= Denis Owen =

Denis Frank Owen (4 April 1931 – 3 October 1996) was a British ecologist, naturalist, author, broadcaster and teacher.

==Education==
Denis Owen was born in London. He was a student at Roan Grammar School in Greenwich, which he left when he was 16, but eventually he graduated from the University of Oxford.

==Career==

===Early===
After leaving Roan Grammar, he was employed at the British Museum, where he worked in the Bird Room. After a couple of years here he left for National Service. After this, Owen worked from 1951 to 1958 as a field assistant at the Edward Grey Institute for Field Ornithology, Oxford University, under its director, the evolutionary biologist Dr David Lack. Amongst other things, he was responsible for maintaining the records of tits at the Wytham Woods site close to Oxford.

===Academia===

- Studies
David Lack recommended Owen for a Zoology degree course at Oxford University. By the time Owen graduated, in 1958, he had already written 43 research papers. During this time he met his first wife Jennifer Owen (née Bak) who was also an undergraduate zoologist. The two collaborated on a number of research projects and married following their graduation in 1958. Both moved to the United States to become teaching fellows and PhD students at the University of Michigan.

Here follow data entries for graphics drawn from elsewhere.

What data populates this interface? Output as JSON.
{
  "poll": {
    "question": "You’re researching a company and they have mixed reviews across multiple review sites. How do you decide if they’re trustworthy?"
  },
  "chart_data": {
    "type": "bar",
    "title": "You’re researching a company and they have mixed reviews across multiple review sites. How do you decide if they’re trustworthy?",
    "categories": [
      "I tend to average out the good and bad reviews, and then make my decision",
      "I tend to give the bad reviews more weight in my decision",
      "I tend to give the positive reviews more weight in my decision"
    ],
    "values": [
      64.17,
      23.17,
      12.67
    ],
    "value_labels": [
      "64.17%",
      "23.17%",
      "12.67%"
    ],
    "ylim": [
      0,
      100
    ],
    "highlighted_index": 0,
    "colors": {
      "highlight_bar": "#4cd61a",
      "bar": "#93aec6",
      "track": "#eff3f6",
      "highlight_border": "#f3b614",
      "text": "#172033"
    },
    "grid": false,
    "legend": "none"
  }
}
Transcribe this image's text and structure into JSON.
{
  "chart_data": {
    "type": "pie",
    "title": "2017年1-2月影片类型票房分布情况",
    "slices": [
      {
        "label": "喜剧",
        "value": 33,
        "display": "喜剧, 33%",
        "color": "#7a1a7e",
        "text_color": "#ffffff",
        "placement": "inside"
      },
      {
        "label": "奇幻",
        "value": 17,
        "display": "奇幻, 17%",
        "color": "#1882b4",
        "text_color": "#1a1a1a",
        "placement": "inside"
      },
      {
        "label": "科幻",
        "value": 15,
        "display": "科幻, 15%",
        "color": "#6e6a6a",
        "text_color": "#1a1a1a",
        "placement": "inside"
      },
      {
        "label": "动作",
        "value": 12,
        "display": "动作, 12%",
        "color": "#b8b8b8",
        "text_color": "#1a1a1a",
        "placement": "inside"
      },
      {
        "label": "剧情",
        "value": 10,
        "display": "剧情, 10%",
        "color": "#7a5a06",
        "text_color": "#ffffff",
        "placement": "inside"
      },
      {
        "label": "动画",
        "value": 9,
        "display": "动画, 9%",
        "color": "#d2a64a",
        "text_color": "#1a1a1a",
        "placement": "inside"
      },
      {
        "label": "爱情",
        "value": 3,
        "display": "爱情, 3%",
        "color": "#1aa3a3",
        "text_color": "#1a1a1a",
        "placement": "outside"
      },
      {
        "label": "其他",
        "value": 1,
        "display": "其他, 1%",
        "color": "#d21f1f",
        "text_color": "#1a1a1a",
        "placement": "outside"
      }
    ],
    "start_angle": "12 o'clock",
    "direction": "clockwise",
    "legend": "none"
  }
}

During four years in the United States, Owen completed his doctoral project on owls and also researched insect ecology, collecting the first New World data on industrial melanism in the peppered moth as well as working on the ecological genetics of spittle bugs.

- Appointments
Owen's appointment as lecturer in Zoology at the University College of Makerere (now Makerere University), Uganda in 1962 led to a four-year extended visit in Africa, where he studied the ecological genetics of butterflies and snails. Upon leaving Uganda in 1966, at the age of 35, he took up the Chair of Zoology at Fourah Bay College, later to become the University of Sierra Leone. His research on butterfly ecology and genetics continued, culminating in his 1971 book, Tropical Butterflies. Between 1967 and 1968 he was also Director of a UNESCO Biology Teaching Project for Africa, based in Ghana.

Owen's next move was in 1971 to the University of Lund as Professor of Tropical Ecology, continuing his research on tropical ecology, and also temperate and Arctic ecology, including the genetics of Cepaea snails in Iceland. Owen's final appointment, in 1973, was as Principal Lecturer in Biology at Oxford Polytechnic, which later became Oxford Brookes University. By coincidence he worked closely with David Lack's son Andrew Lack, who was also employed in the same department. Denis Owen remained at Brookes until his retirement in 1996.

Owen was a visiting professor at a number of international universities including the United Nations University (1977–79), the University of Bergen (1990–91) and the University of Florida (1991–92).

- Supervision
As well as carrying out his own research, Owen supervised or co-supervised over 20 PhD students, many of whom went on to establish research careers of their own, including Professor Tim Shreeve (Oxford Brookes University), Dr Rob Hammond (University of Leicester), Professor Jeff Ollerton (University of Northampton) and Professor Dave Goulson (University of Sussex).

==Publications==
During his career he published 240 scientific papers, 40 popular articles and 10 books. His first paper was published in 1949 when he was just 18 years of age.

Owen's most well-known book, What is Ecology?', was published in 1975. The second edition was revised by Jennifer Owen and subsequently translated into five languages. During this period Owen also gave radio broadcasts on Spanish natural history for the BBC World Service (with John Burton) as well as writing a series called "What's in a Name?", published as a book by the BBC.

The ichneumonid wasp genus Owenus is named after Denis Owen, as is the West African hawkmoth Phylloxiphia oweni.

==Family==
Owen's marriage to Jennifer Owen produced one son and one daughter, and was dissolved in 1994. Later that year he married Clare Shervington. He died in Oxford, aged 65.